To Annie: this is how you spent the day you turned 7 years and 5 months old.
You and Paul spend the first 20 quiet minutes of the day doing your own thing. I see you a few minutes after seven, towing a long finger-weaving up the stairs that I made last night watching TV and have some plans for. I try to spare your feelings while I confiscate it. You rebound. You and Dad discussed going for a jog this morning; you remember; and you are ready. You suit up and head out.
Undeterred by a fall and some light knee-scraping, you complete a full mile triumphantly. In the flush of victory, you consent to a hardware store trip with Dad, who’s keen to buy a tree lopper, and you spend 98 cents from your allowance to acquire a bug repellent bracelet in red, white, and blue.
Back home, you get back to playing with Paul. Benignly neglected, you open 14 dried fruit packages to mine the collectors cards inside. “Don’t worry, Mom, we ate most of them.” Cool cool cool. You move onto fort building, executing an indisputably excellent construction in the den.
You visit me in my office/library, writing notes on my whiteboard and rediscovering treasures like Mulberry the polar bear. You spot the yarn and start a finger-weaving of your own. Your creation, in dark gold, suggests itself to you as a tortilla, and you decide to craft tacos for the Geralds, whom we’re going to visit later in the afternoon. Great project idea! We brainstorm how to create the components, and you put me to work on tortilla weaving and cutting cheese shreds out of orange felt while you trim pink yarn into strips of bacon.
Around 2, we head to their place, and you present your offering. We head upstairs so you can hunt for their new kittens. When we find them, you’re mostly scared. You, Paul, and Shae make your way into the pool and have hours of high seas adventures, punctuated by tender moments with toddler Asher.
Back home, you cheerfully carry the dining room chairs from the fort build back to the table, and change clothes. You and Paul have a lengthy negotiation about chicken nugget splitting, which ends amicably. You eat a pile of sliced cucumbers, and not many of your hard-won nuggets.
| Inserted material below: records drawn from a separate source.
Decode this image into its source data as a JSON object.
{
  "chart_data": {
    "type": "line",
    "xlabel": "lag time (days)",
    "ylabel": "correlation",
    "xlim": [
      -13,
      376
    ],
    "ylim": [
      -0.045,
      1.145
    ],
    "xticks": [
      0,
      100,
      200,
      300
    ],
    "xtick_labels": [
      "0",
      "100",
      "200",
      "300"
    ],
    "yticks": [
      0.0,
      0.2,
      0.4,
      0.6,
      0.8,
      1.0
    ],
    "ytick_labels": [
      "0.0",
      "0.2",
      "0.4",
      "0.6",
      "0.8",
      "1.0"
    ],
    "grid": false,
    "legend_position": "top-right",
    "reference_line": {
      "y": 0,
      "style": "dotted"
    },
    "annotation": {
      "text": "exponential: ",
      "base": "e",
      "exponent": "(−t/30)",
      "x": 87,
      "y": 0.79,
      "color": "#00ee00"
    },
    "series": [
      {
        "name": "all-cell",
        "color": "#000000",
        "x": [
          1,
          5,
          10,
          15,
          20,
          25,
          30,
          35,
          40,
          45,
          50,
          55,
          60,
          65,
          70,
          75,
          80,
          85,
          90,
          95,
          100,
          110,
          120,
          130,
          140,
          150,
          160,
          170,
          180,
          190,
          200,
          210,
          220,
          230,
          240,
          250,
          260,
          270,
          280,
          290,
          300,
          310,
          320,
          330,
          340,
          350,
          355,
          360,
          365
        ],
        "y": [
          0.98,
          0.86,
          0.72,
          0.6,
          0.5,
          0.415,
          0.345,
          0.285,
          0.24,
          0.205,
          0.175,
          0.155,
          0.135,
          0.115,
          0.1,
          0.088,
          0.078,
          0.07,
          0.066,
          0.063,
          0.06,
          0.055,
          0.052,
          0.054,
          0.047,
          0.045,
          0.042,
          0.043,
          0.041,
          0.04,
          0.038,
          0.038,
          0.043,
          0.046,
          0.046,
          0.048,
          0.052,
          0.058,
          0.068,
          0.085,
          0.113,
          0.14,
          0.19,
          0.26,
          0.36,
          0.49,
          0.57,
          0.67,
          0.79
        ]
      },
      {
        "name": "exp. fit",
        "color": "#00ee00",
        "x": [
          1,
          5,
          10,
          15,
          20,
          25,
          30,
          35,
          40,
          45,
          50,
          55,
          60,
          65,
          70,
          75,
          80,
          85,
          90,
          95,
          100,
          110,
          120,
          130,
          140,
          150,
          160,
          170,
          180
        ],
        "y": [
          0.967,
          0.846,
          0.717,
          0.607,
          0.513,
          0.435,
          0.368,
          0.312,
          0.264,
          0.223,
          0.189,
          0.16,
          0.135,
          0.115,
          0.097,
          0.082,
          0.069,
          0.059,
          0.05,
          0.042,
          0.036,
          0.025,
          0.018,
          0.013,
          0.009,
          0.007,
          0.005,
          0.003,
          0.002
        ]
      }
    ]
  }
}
Dad is reading the last two chapters of the BFG tonight. We read it the first time a year or so ago, and your ability to understand and follow all the details is incredibly improved. I’ve introduced a little extra poignancy by telling you that the Queen of England who features so prominently in the book has actually in real life just died.
All ends well for Sophie and the BFG, though, and likewise for you. Goodnight, not-so-little one.